Un drone chez Safiatou Lopez

Cher cousin, tu as sans doute appris que Safiatou Lopez a de nouveau maille à partir avec les autorités.

Tu te rappelles  ses démêlées avec le service régional de la police judiciaire à Wemtenga en juillet 2016 et les ennuis judiciaires subséquents de celle qui voulait « dégonfler certains juges gonflés» ou encore les bisbilles entre la passionaria de la société dite civile et le journaliste Idrissa Nogo. Récemment, elle a aussi été condamnée en même temps qu’un autre activiste, Hervé Ouattara, dans l’affaire de pédophilie impliquant un expatrié. Cette fois, les choses semblent plus sérieuses. La gendarmerie a en effet débarqué chez elle mercredi en fin de journée, à grand renfort, me dit-on, d’un drone, ces avions (petits ou grands) sans pilotes pour voir ce qui se passait dans la résidence.

Je me suis donc dit que ça ne pouvait pas être pour des broutilles, car par ces temps qui courent, ces appareils ont certainement mieux à faire dans l’Est du Burkina ou au Sahel que de survoler le toit de Dame Lopez. Il semble d’ailleurs, cher cousin, que la maréchaussée est d’abord arrivée sans mandat pour la perquisition. Je me suis donc renseigné auprès d’une source judiciaire pour savoir si c’était normal et de ce qu’on m’a dit il ressort que c’est uniquement pour des raisons liées au terrorisme ou en cas de flagrance que c’est possible. Alors question : de quoi accuse-t-on la présidente d’honneur du Cadre de concertation nationale des organisations de la société civile (CCNOSC) pour la détenir au camp de gendarmerie de Paspanga ? En tout cas,  en l’absence d’information officielle, les spéculations  allaient bon train.

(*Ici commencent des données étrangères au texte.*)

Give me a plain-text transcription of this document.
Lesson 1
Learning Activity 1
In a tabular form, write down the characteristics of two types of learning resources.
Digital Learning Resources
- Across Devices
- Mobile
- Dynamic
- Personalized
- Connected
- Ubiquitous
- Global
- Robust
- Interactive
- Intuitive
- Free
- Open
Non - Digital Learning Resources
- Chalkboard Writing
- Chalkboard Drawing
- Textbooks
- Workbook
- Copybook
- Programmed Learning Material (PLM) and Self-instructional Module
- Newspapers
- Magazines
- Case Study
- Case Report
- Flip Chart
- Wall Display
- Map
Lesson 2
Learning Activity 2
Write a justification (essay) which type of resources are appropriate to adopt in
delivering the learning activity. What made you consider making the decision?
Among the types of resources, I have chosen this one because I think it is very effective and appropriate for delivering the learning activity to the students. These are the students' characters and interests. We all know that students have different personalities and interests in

Car, comme c’est souvent le cas, l’autorité judicaire ou politique ne communique pas rapidement. Or quand il s’agit d’une personnalité à l’image de madame Lopez – puisqu’elle l’est quoi qu’on puisse penser d’elle-, il vaut mieux rapidement situer l’opinion pour éviter que la désinformation et l’intox s’installent. Car si de fortes présomptions pèsent sur elle ou même carrément des preuves irréfutables, il n’y a pas de raison que la rigueur de la loi ne s’abatte pas, comme sur n’importe quel justiciable. En attendant donc que les « sources autorisées » daignent sortir de leur mutisme, on suspecterait l’incriminée de menées pour libérer des détenus de la Maison d’arrêt et de correction des armées. Car même son avocat, Me Silvère Kiemtaremboumbou, ne savait toujours pas jusqu’à hier ce qu’on reprochait exactement à sa cliente.  Affaire à suivre donc.